WALKER -- Cass County commissioners reaffirmed Tuesday their intent to continue to oppose placing any additional land into trust for the benefit of Leech Lake Reservation.
County Attorney Earl Maus told the board that since 1995 or 1996, no additional land has gone into trust for the tribe. The board did authorize during that time an exchange of land parcels of equal value with Leech Lake Reservation.
Federal law permits designating Indian trust lands, which are exempt from state and local laws and taxation.
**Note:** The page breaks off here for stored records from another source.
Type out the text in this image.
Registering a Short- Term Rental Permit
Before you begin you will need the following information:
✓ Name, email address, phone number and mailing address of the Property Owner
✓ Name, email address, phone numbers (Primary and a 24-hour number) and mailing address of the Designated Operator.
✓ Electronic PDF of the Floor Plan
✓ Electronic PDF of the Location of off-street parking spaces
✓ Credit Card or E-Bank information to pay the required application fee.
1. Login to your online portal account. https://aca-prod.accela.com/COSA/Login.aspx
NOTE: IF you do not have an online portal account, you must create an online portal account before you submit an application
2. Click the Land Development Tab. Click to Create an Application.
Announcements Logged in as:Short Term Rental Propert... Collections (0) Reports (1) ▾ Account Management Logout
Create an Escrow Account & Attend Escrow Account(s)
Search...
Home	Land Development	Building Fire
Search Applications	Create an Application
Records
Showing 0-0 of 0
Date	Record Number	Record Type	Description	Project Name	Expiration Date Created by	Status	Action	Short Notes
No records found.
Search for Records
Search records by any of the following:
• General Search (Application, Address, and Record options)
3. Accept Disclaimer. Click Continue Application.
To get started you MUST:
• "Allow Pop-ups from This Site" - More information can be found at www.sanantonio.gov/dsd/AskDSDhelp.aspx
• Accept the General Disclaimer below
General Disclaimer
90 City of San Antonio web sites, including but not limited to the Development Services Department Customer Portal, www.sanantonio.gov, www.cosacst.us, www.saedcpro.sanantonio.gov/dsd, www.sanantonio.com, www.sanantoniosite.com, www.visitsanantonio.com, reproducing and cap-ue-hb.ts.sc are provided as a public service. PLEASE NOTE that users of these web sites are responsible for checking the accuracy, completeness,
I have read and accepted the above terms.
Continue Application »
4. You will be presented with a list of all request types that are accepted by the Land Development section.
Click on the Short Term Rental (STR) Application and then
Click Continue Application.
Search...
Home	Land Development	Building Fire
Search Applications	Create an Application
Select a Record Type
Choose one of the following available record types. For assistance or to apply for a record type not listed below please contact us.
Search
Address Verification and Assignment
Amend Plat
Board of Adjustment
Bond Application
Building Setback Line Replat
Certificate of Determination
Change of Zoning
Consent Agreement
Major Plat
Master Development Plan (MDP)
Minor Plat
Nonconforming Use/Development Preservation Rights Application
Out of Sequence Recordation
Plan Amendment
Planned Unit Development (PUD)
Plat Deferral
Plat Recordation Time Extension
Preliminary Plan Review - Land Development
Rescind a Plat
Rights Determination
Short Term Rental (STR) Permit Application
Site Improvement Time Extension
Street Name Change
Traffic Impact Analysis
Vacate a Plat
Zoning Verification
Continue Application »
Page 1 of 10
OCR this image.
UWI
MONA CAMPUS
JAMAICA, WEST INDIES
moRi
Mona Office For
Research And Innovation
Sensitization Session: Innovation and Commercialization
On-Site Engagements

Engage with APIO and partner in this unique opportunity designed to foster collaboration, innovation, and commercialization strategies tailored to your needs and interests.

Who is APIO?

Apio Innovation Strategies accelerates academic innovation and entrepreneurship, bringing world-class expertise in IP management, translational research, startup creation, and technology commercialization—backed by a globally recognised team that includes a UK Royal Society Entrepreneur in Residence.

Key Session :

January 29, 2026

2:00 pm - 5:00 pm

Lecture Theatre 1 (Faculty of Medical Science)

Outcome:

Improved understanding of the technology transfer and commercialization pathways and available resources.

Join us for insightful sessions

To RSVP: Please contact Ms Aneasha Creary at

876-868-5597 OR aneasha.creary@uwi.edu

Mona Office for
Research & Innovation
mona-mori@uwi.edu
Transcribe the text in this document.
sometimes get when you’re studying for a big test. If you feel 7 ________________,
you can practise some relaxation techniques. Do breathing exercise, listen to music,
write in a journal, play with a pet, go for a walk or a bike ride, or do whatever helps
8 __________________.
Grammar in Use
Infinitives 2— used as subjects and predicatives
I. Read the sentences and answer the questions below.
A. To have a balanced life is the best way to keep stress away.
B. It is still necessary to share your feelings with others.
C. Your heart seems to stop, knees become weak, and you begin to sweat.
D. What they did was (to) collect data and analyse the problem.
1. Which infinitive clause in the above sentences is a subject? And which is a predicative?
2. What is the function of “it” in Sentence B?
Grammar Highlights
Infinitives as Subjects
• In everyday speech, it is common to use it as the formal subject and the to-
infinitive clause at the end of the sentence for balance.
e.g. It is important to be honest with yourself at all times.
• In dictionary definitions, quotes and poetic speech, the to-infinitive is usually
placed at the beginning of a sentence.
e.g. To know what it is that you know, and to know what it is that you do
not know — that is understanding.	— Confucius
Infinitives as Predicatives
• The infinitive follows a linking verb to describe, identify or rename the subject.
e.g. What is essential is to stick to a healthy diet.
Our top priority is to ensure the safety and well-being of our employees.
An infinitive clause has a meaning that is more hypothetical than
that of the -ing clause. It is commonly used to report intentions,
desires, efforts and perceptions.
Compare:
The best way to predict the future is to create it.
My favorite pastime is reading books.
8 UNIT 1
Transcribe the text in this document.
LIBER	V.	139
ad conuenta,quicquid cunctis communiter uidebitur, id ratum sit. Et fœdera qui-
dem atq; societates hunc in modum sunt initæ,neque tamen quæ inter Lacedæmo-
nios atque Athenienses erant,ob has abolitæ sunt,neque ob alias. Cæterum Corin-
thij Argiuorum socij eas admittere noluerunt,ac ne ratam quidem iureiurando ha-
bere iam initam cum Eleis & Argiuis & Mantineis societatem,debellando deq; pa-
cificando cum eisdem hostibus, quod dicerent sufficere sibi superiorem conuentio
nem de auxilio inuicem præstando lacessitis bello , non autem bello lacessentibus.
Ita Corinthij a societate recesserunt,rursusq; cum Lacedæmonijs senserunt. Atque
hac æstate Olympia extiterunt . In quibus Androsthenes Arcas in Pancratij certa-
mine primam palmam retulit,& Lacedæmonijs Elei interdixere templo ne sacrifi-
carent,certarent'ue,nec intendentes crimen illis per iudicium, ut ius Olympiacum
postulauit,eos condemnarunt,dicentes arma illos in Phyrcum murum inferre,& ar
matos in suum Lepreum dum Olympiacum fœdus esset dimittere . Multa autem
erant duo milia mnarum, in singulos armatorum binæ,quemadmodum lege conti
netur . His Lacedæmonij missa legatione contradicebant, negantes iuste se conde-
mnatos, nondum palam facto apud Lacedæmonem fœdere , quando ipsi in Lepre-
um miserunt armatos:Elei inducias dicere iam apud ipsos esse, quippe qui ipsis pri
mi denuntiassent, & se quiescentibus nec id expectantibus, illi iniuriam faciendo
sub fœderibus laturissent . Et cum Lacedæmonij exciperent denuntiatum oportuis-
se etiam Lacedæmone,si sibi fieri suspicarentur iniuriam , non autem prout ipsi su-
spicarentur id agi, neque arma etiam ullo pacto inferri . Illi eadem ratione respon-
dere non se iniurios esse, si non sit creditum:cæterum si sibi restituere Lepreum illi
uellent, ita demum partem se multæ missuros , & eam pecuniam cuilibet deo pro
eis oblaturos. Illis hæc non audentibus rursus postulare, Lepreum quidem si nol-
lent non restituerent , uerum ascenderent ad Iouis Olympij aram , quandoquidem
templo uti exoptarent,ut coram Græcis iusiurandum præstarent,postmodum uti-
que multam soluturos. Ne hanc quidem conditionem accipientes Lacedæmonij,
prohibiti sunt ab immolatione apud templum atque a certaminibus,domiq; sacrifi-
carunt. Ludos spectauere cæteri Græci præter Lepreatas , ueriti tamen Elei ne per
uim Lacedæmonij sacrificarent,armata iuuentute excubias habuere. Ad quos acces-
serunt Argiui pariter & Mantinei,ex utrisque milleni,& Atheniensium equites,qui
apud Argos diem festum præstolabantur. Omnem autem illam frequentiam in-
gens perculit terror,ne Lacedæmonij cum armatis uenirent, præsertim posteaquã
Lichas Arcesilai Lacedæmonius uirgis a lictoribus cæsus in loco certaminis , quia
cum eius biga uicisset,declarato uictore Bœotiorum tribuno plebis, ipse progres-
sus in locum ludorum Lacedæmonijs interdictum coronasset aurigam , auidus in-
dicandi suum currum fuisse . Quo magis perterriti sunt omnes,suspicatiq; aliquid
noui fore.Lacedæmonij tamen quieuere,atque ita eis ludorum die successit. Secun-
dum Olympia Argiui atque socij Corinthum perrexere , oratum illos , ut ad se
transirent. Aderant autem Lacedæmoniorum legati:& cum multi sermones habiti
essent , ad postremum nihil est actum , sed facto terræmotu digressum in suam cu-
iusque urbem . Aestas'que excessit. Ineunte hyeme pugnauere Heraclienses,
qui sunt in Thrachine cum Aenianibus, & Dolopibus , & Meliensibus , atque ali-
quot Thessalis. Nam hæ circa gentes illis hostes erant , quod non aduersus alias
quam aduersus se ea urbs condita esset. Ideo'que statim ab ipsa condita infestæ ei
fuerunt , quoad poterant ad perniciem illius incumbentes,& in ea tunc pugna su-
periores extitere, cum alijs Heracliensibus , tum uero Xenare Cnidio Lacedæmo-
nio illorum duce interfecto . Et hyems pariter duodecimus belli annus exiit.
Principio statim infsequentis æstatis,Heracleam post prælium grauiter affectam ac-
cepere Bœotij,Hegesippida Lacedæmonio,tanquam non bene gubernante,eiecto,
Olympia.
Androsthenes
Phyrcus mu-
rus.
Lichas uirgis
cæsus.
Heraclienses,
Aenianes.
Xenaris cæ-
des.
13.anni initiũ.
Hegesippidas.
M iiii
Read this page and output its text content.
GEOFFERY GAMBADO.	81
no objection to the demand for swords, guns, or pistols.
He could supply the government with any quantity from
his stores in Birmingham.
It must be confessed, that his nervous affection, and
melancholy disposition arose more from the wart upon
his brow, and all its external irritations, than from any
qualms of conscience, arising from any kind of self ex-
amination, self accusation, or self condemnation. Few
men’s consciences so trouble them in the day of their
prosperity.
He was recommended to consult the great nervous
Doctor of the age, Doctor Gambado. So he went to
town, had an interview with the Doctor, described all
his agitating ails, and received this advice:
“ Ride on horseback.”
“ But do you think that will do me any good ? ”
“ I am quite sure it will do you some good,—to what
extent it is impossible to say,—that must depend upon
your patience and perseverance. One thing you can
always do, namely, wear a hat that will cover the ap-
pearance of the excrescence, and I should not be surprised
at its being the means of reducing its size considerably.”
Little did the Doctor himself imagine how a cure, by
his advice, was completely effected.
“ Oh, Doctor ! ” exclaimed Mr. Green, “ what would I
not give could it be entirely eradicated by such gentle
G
Federal laws originally were designed as a measure to protect tribal land from people who might want to take it away from a reservation, Maus said.
What Cass commissioners object to is the expansion of trust lands, because of the potential permanent loss of local property tax base. The county provides law enforcement, fire protection, social services, public health services, roads, highway maintenance and educational facilities for persons living on the reservation, Maus said in supporting the county's objections to trust land expansion.
Maus said Leech Lake has not sought for any land parcels state tax exemption for non-profit status such as for its government buildings. This would be reviewed annually and could be withdrawn if the use changed, he said.
To seek trust status for land parcels, Leech Lake Reservation must seek trust status first from the U.S. Department of Interior Bureau of Indian Affairs Office at Bemidji. There are 22 Leech Lake applications pending, Maus said.
The Bemidji BIA office has approved trust status for three parcels, including two in Cass Lake and one in Pike Bay Townships. The county appealed those decisions Jan. 4, 2002, to the regional BIA office at Fort Snelling, which also approved them in June this year.
Maus now will appeal the regional decision to the Interior Board of Indian Appeals, Office of Hearings and Appeals, U.S. Department of Interior at Arlington, Va. The director there will have 60 days to act on the appeals before the board acts on them, Maus said.
Should that federal board find in favor of Leech Lake Reservation, the county can continue to appeal through federal district court, Maus said.
In finding the Leech Lake applications should be approved, the regional BIA director noted Leech Lake Band provides law enforcement, waste transfer station facilities, firefighting services, Head Start facilities, elderly nutrition, surplus food, ambulance and road maintenance funded from sources other than property taxes for the entire community and not limited to Indian persons.